What the Cognitive Screening Actually Measures
The formal diagnostic framework recognizes six cognitive domains that can be affected by dementia: complex attention, executive function (planning, organizing, flexible thinking), learning and memory, language, perceptual-motor skills (navigating space, recognizing objects), and social cognition (reading emotions and social cues). A diagnosis of dementia requires significant decline in at least one of these domains that interferes with everyday independence.
The short screening tests cover some but not all of these domains. If a screening raises concerns, a neuropsychologist may perform a full evaluation, which can range from under an hour to 6 to 8 hours of face-to-face testing depending on what questions need answers. These comprehensive batteries probe each domain in detail and produce a profile of strengths and weaknesses rather than a single pass/fail score.

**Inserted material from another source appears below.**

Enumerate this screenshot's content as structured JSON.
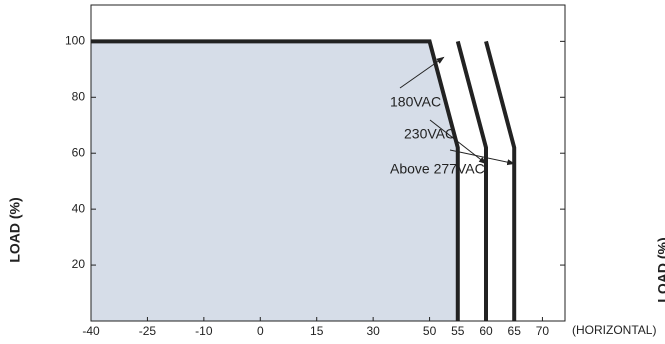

Blood Tests and Biomarkers
Blood work serves two purposes in a dementia evaluation. The first is ruling out treatable conditions that can mimic dementia. Doctors typically order a complete blood count, metabolic panel, and thyroid function tests. Vitamin deficiencies, thyroid disorders, and certain infections can all cause cognitive symptoms that improve with treatment.
The second purpose is newer and more specific to Alzheimer’s disease. In 2025, the FDA cleared the first blood test designed to detect Alzheimer’s-related brain changes. The test measures two proteins in the blood and calculates their ratio, which correlates with the presence of amyloid plaques in the brain. In clinical studies, 91.7% of people with a positive result had confirmed amyloid plaques on brain imaging, and 97.3% of those with a negative result were truly negative. This test is approved for adults 55 and older who are already showing symptoms, and it reduces the need for more invasive procedures like spinal taps or expensive PET scans.
Brain Imaging
Brain scans are not always part of a dementia workup, but they’re used when doctors need to see structural or functional changes in the brain, or to rule out other causes like strokes, fluid buildup, or tumors.

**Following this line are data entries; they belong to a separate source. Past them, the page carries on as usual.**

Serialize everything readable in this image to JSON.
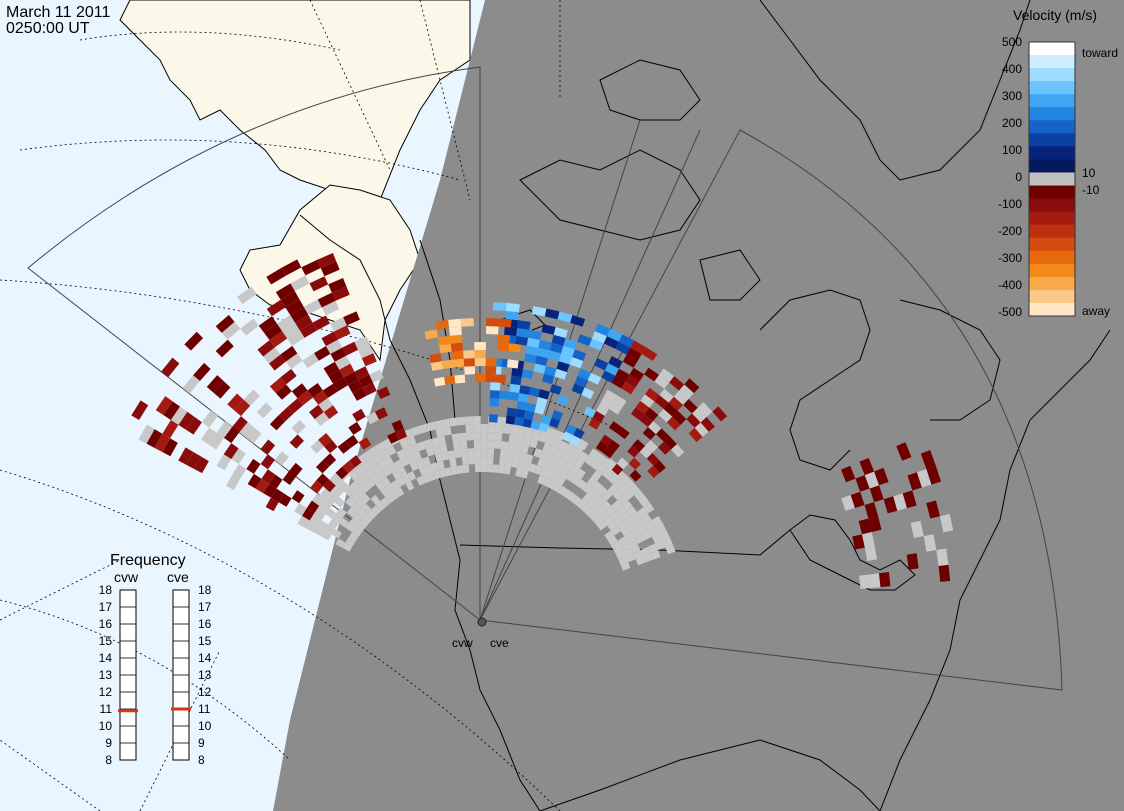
{
  "header": {
    "date": "March 11 2011",
    "time": "0250:00 UT"
  },
  "colors": {
    "night": "#8c8c8c",
    "ocean_day": "#e9f6ff",
    "land_day": "#fbf8ea",
    "ground_scatter": "#c8c8c8",
    "frequency_marker": "#dd3311"
  },
  "legend": {
    "title": "Velocity (m/s)",
    "tick_labels": [
      "500",
      "400",
      "300",
      "200",
      "100",
      "0",
      "-100",
      "-200",
      "-300",
      "-400",
      "-500"
    ],
    "small_labels": [
      "10",
      "-10"
    ],
    "toward_label": "toward",
    "away_label": "away"
  },
  "frequency_panel": {
    "title": "Frequency",
    "left_radar": "cvw",
    "right_radar": "cve",
    "scale": [
      "18",
      "17",
      "16",
      "15",
      "14",
      "13",
      "12",
      "11",
      "10",
      "9",
      "8"
    ],
    "cvw_value_mhz": 10.9,
    "cve_value_mhz": 11.0
  },
  "map": {
    "radar_site_labels": [
      "cvw",
      "cve"
    ]
  }
}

CT scans and MRIs look at brain structure. Both can reveal brain atrophy, where the brain’s outer layer thins, the grooves on its surface widen, and the fluid-filled spaces in the center expand. MRIs are more sensitive and better at detecting subtle damage from small strokes. These structural changes don’t confirm a specific type of dementia on their own, but they help narrow the picture.

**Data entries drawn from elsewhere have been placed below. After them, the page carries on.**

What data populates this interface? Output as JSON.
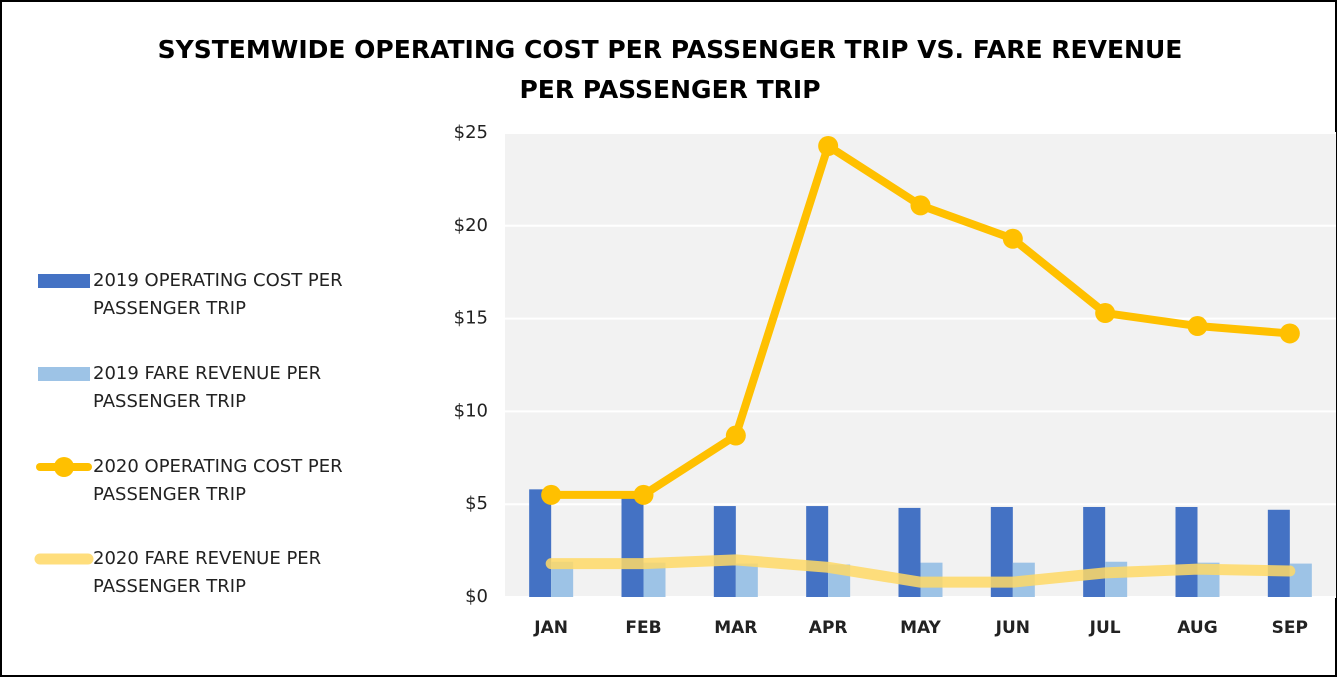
{
  "chart_data": {
    "type": "bar-line",
    "title": "SYSTEMWIDE OPERATING COST PER PASSENGER TRIP VS. FARE REVENUE PER PASSENGER TRIP",
    "categories": [
      "JAN",
      "FEB",
      "MAR",
      "APR",
      "MAY",
      "JUN",
      "JUL",
      "AUG",
      "SEP"
    ],
    "series": [
      {
        "name": "2019 OPERATING COST PER PASSENGER TRIP",
        "kind": "bar",
        "color": "#4472c4",
        "values": [
          5.8,
          5.6,
          4.9,
          4.9,
          4.8,
          4.85,
          4.85,
          4.85,
          4.7
        ]
      },
      {
        "name": "2019 FARE REVENUE PER PASSENGER TRIP",
        "kind": "bar",
        "color": "#9dc3e6",
        "values": [
          1.9,
          1.85,
          1.8,
          1.75,
          1.85,
          1.85,
          1.9,
          1.85,
          1.8
        ]
      },
      {
        "name": "2020 OPERATING COST PER PASSENGER TRIP",
        "kind": "line-markers",
        "color": "#ffc000",
        "values": [
          5.5,
          5.5,
          8.7,
          24.3,
          21.1,
          19.3,
          15.3,
          14.6,
          14.2
        ]
      },
      {
        "name": "2020 FARE REVENUE PER PASSENGER TRIP",
        "kind": "line",
        "color": "#ffd966",
        "values": [
          1.8,
          1.8,
          2.0,
          1.6,
          0.8,
          0.8,
          1.3,
          1.5,
          1.4
        ]
      }
    ],
    "ylim": [
      0,
      25
    ],
    "yticks": [
      {
        "value": 0,
        "label": "$0"
      },
      {
        "value": 5,
        "label": "$5"
      },
      {
        "value": 10,
        "label": "$10"
      },
      {
        "value": 15,
        "label": "$15"
      },
      {
        "value": 20,
        "label": "$20"
      },
      {
        "value": 25,
        "label": "$25"
      }
    ],
    "grid": true,
    "legend": "left"
  }
}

PET scans go further by measuring brain activity. They can detect changes in how the brain uses glucose, map blood flow, and identify abnormal protein deposits associated with Alzheimer’s. Functional MRI and SPECT scans also measure brain activity and blood flow patterns, though they’re used less routinely.
How Daily Functioning Factors In
Cognitive test scores alone don’t determine a dementia diagnosis. Doctors also assess how well a person manages everyday life, because the defining feature of dementia (as opposed to mild cognitive impairment) is that cognitive decline has started to interfere with independence.
This assessment looks at two tiers of daily activities. Basic activities include dressing, bathing, feeding yourself, using the toilet, and moving around independently. Instrumental activities are more complex: managing finances, preparing meals, taking medications correctly, using transportation, shopping, doing housework, and communicating by phone or mail. Difficulty with instrumental activities tends to appear first, often before basic self-care becomes a problem. Tools like the Lawton Instrumental ADL Scale track these abilities over time and are particularly useful for spotting gradual decline that might not be obvious from a single visit.
If you or a family member notices trouble with tasks like paying bills on time, following recipes that used to be routine, or keeping track of medications, these functional changes are worth mentioning to a doctor. They’re often more telling than a screening score in isolation.